Key Annual Report on Food Insecurity is Cancelled

Posted by Spotlight on Poverty and Opportunity on September 30, 2025

Two months after pushing through Congress the largest food stamp cuts in the program’s history, the Trump administration has canceled the government’s annual report measuring household food insecurity. The move by the Agriculture Department strips the government of its main gauge of Americans’ ability to access adequate meals, and will impede researchers’ efforts to track the coming cuts in nutritional aid. The department’s report has been published every year for three decades, and grew in part out of battles in the 1980s over President Ronald Reagan’s statements disputing that the United States had a hunger problem.
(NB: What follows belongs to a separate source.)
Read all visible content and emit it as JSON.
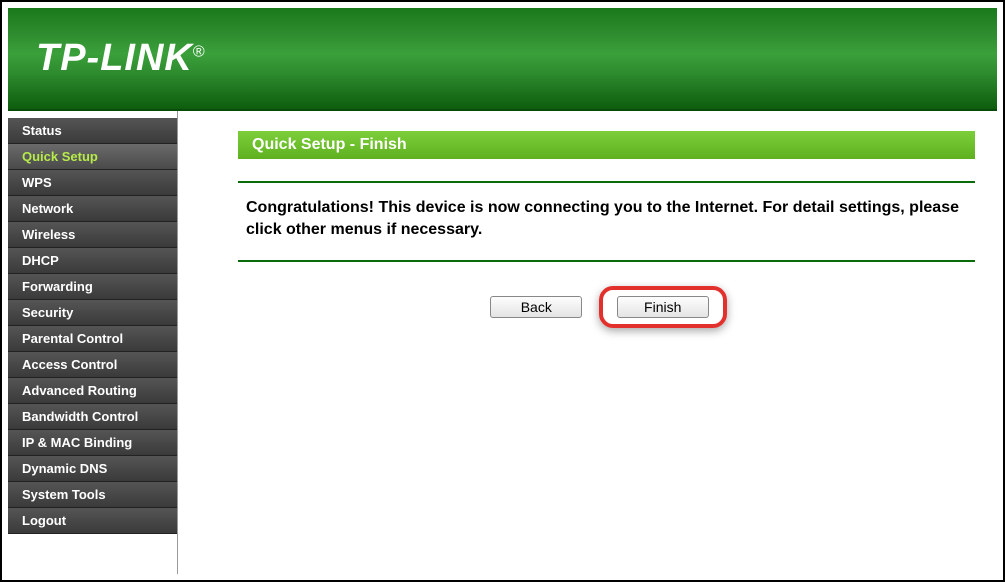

The most recent report found that in 2023, 13.5 percent of households, with 47 million people, were food insecure, meaning that during some portion of the year, not every member of household had access to enough food for a healthy lifestyle. The Agriculture Department said in a statement on Saturday that the report had become “overly politicized, and upon subsequent review, is unnecessary to carry out the work of the department.”

The department will issue a final report next month covering 2024, based on a survey from last year, but will cease fielding future surveys, according to the statement. The decision was reported earlier by The Wall Street Journal. In a sharp break with precedent, President Trump has aggressively contested sources of government data that he thinks casts his policies in a negative light. Last month, after a weak jobs report, he fired the commissioner of the Bureau of Labor Statistics, claiming with no evidence that the data was “rigged.”